"Eu te falei que iria, não te falei? Tu
ficaste lá fazendo caras e bocas, ironizando para eu descer do carro e
acreditando que eu jamais desceria. Até hoje, eu sinto saudade daquelas
sandálias que eu deixei junto ao tapete do teu carro importado. Fiz
contas de cabeça depois que eu saí a pé de lá e cheguei à conclusão:
naquele momento era só o que te importava. Tua mania de achar que tudo
era comprável confundiu-se em achar que eu também era uma peça. Até que,
no final das contas, me considero uma. Mas não me vendo por pouco. Só
aceito à vista! A vista de alguém tocando violão e namorando os meus
olhos, colocando minhas meias em dias frios, aliando-se à minha mãe para
falar das minhas crises de sonambulismo.
Tu mandaste eu ir me tratar e eu fui.
Tratei de viajar, fazer novas amizades, pedalar sem rumo e terminar de
ler aquele livro que tu me deste quando as coisas ainda eram boas entre
nós. No final da história o namorado da guria morre. Sim. Eu sei que era
evidente porque ele tinha câncer e ela também. Mas o mais surpreendente
foi eu pensar que eles iriam morrer juntos. Quem morreu foi ele. A
guria ficou uns meses apanhando de tamanca da saudade, mas depois voltou
a viver novamente, a sorrir com os olhos e sobreviver com as lembranças
no bolso. Cheguei até pensar que foi deboche teu me dar aquele livro.

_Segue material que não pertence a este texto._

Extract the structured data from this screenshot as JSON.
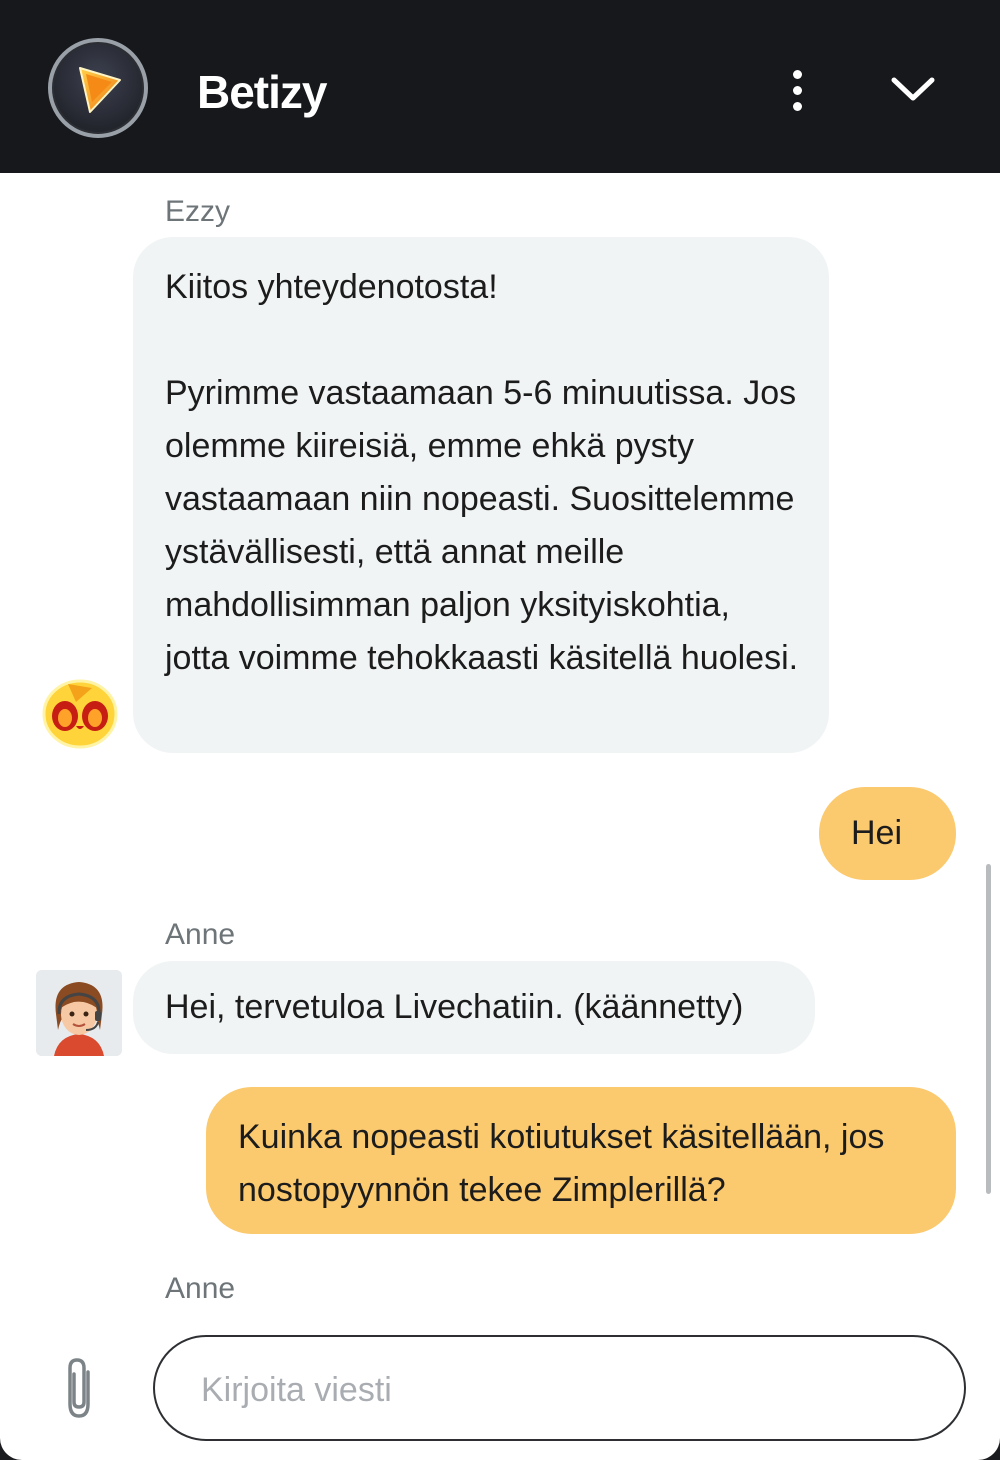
{
  "header": {
    "title": "Betizy",
    "logo_icon": "play-triangle-logo-icon",
    "menu_icon": "more-vertical-icon",
    "collapse_icon": "chevron-down-icon"
  },
  "messages": [
    {
      "sender": "Ezzy",
      "direction": "incoming",
      "text": "Kiitos yhteydenotosta!\n\nPyrimme vastaamaan 5-6 minuutissa. Jos olemme kiireisiä, emme ehkä pysty vastaamaan niin nopeasti. Suosittelemme ystävällisesti, että annat meille mahdollisimman paljon yksityiskohtia, jotta voimme tehokkaasti käsitellä huolesi."
    },
    {
      "direction": "outgoing",
      "text": "Hei"
    },
    {
      "sender": "Anne",
      "direction": "incoming",
      "text": "Hei, tervetuloa Livechatiin. (käännetty)"
    },
    {
      "direction": "outgoing",
      "text": "Kuinka nopeasti kotiutukset käsitellään, jos nostopyynnön tekee Zimplerillä?"
    },
    {
      "sender": "Anne",
      "direction": "incoming",
      "text": ""
    }
  ],
  "composer": {
    "placeholder": "Kirjoita viesti",
    "value": "",
    "attach_icon": "paperclip-icon"
  },
  "colors": {
    "header_bg": "#17181c",
    "incoming_bubble": "#f1f4f5",
    "outgoing_bubble": "#fbc96e",
    "accent": "#f7a21b"
  }
}
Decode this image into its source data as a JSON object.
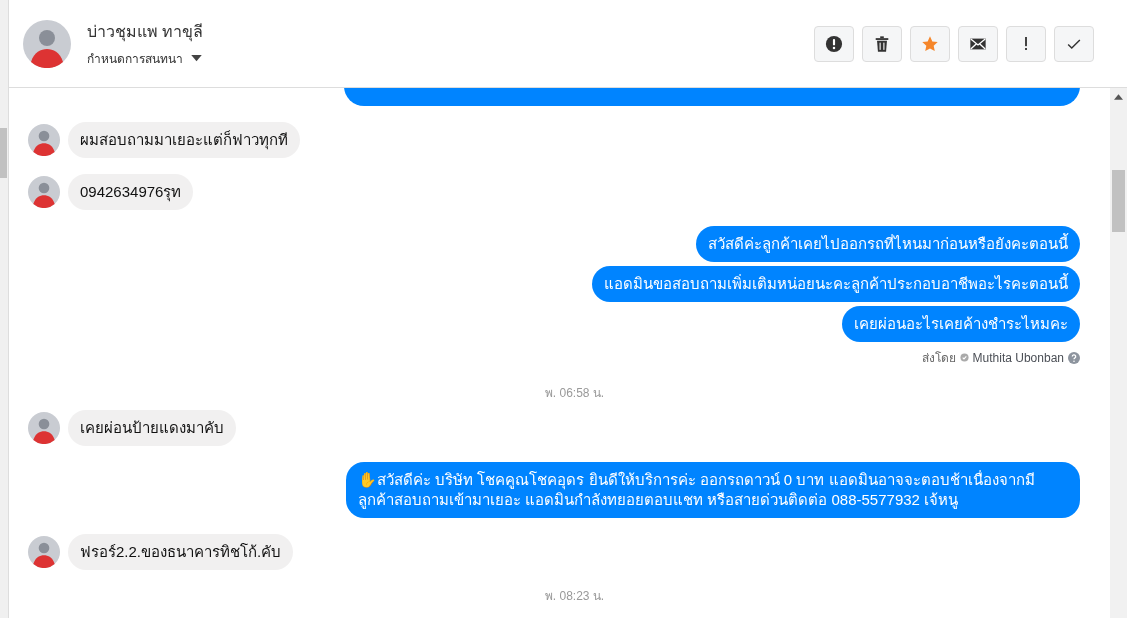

John Green escreveu a nossa história por linhas tortas. E sabe o que é
pior? A gente havia prometido que nunca nos deixaríamos. Que casaríamos
no campo e teríamos um piá chamado Bernardo. Havíamos. Na verdade, eu
acho que foi até melhor, sabe? Aquela tua mãe com aqueles incensos
loucos, a fumaça do teu cigarro matando os meus pulmões a chineladas e a
tua mania irritante de buzinar ininterruptamente após duas horas de
atraso em frente à minha casa. Já tive saudade, hoje é só lembrança.
Exatamente como o teu rosto fúnebre passando naquele carro que um dia já
foi nossa casa. Teu sorriso que um dia foi meu, hoje fica aí, pela
noite, tentando encontrar o brilho que um dia tivesse. Somos agora meros
desconhecidos que, lá trás, dividiram a mesma escova. Espero que, com o
vazio do teu banco carona, tenhas aprendido que o essencial não é a
velocidade do deslocamento e sim a intensidade da companhia que torna as
viagens mais duradouras. Amor, eu já fui. Tô lá. Tô sendo."